Tonight, Christopher made dinner because I was nervous about it. We had an adaption of Spicy Beans on Baked Sweet Potato from Vegetarian: Tasty Recipes for Every Day. I am sad to say I have never cooked a sweet potato before. After watching Chris do it, I now know it is way easy and I can't believe I was afraid to cook this.

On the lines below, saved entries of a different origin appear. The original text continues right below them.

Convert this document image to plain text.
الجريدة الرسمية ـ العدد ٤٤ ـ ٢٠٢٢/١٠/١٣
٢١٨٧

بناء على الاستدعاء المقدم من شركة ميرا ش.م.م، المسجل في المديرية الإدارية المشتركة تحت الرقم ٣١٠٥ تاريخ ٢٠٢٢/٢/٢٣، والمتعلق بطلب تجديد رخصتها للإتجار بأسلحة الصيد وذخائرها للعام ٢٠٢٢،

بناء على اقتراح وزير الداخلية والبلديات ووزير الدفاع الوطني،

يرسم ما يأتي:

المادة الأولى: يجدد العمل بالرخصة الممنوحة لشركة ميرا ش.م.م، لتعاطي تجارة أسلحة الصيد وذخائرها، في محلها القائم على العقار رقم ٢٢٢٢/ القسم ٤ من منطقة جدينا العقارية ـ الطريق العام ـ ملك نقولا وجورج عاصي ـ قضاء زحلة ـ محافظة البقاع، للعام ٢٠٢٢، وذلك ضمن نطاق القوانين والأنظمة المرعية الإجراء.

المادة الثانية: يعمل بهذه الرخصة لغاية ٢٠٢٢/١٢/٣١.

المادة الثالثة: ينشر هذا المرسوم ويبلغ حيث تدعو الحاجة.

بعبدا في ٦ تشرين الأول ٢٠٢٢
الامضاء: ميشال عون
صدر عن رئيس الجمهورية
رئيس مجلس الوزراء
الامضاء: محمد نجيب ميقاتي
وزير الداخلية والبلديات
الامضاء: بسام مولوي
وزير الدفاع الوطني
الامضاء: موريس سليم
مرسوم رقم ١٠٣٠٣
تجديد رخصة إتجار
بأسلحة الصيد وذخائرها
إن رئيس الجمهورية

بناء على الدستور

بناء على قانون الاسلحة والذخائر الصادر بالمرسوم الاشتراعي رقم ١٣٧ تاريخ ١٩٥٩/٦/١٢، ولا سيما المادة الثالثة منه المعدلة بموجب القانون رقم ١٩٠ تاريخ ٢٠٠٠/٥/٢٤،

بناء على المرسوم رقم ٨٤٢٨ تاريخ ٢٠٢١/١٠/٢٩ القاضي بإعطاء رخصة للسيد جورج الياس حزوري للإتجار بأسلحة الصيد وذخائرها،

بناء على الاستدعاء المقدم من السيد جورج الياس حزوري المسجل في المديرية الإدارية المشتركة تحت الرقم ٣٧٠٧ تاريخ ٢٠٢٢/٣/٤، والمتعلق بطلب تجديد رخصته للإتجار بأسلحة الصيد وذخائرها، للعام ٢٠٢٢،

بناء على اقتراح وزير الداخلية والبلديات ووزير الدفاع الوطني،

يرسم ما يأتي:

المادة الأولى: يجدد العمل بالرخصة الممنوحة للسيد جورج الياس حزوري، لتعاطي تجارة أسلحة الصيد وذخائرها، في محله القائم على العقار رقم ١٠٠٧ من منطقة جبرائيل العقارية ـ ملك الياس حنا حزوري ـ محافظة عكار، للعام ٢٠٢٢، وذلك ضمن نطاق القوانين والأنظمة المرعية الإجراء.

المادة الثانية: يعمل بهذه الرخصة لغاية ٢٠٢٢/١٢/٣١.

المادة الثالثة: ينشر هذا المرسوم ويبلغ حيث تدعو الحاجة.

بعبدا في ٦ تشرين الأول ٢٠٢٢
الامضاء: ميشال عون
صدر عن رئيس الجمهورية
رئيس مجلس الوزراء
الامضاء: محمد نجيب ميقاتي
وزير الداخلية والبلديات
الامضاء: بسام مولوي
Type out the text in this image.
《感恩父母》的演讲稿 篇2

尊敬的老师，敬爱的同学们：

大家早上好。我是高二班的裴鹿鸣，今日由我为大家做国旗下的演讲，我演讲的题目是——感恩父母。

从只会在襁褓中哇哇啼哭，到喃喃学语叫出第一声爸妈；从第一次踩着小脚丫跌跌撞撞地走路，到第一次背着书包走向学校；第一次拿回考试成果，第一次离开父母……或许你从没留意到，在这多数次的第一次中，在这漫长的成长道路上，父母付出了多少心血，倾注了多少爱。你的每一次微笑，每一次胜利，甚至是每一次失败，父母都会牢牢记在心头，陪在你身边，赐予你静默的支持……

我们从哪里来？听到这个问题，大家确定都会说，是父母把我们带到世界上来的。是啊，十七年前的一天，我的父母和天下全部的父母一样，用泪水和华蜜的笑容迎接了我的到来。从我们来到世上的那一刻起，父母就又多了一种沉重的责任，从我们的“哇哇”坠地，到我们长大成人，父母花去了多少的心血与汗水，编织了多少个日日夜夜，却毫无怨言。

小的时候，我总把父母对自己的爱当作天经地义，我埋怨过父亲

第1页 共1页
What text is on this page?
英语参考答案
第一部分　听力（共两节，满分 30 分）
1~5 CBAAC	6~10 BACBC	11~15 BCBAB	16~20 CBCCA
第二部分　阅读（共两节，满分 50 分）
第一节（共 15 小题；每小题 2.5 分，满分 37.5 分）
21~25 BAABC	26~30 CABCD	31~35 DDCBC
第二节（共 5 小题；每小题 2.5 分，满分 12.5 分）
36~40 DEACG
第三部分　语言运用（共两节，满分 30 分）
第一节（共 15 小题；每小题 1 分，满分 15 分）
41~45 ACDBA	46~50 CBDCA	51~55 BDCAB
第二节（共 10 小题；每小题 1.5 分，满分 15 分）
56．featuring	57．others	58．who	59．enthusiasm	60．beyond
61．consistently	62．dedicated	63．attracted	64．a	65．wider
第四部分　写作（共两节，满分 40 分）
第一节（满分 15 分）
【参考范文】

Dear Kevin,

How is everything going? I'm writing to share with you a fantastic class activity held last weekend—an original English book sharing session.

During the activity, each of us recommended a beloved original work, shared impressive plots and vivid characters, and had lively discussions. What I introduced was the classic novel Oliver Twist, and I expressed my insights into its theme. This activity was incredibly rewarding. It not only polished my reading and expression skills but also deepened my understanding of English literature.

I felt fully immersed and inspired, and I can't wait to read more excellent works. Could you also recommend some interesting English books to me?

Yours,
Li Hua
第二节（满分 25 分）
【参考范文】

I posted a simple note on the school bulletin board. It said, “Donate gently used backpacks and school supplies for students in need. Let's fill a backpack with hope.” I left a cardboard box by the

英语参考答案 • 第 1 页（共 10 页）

Spicy Beans on Baked Sweet Potato
What You Need:

  • 3 large sweet potatoes
  • 1 tbsp olive oil
  • 1 large onion, chopped
  • 2 tsp ground cumin
  • 1 tsp ground coriander
  • 2 tsp chilli powder
  • 13 oz can chopped tomatoes
  • 1 cup vegetable broth
  • 1 large zucchini, cubed
  • 1 green bell pepper, cubed
  • 1 cup corn kernels
  • 2 cans red kidney beans
  • (vegan) Sour cream and (vegan) shredded cheddar cheese for toppings
The Process: 
  1. Preheat the oven to 425 degrees. Rinse the sweet potatoes, add slits with a knife and place them on a baking tray. Bake for 1-1.5 hours, or until soft. 
  2. Meanwhile, heat the oil in a large saucepan and cook the onion over medium heat for about 5 minutes, stirring occasionally. Add the garlic and spices, and cook for another minute.
  3. Add the tomato, stock, vegetables and beans. Bring to a boil, then reduce the heat and simmer, partially covered, for 20 minutes. Uncover, increase the heat slightly, and cook for another 10-15 minutes. 
  4. To serve, cut the cooked sweet potatoes in half lengthways. Spoon the vegetable mixture over the top. Finish it off with the sour cream and cheddar cheese. 


  1. Yum! Thanks for sharing at Shine on Fridays! Congrats on your first feature!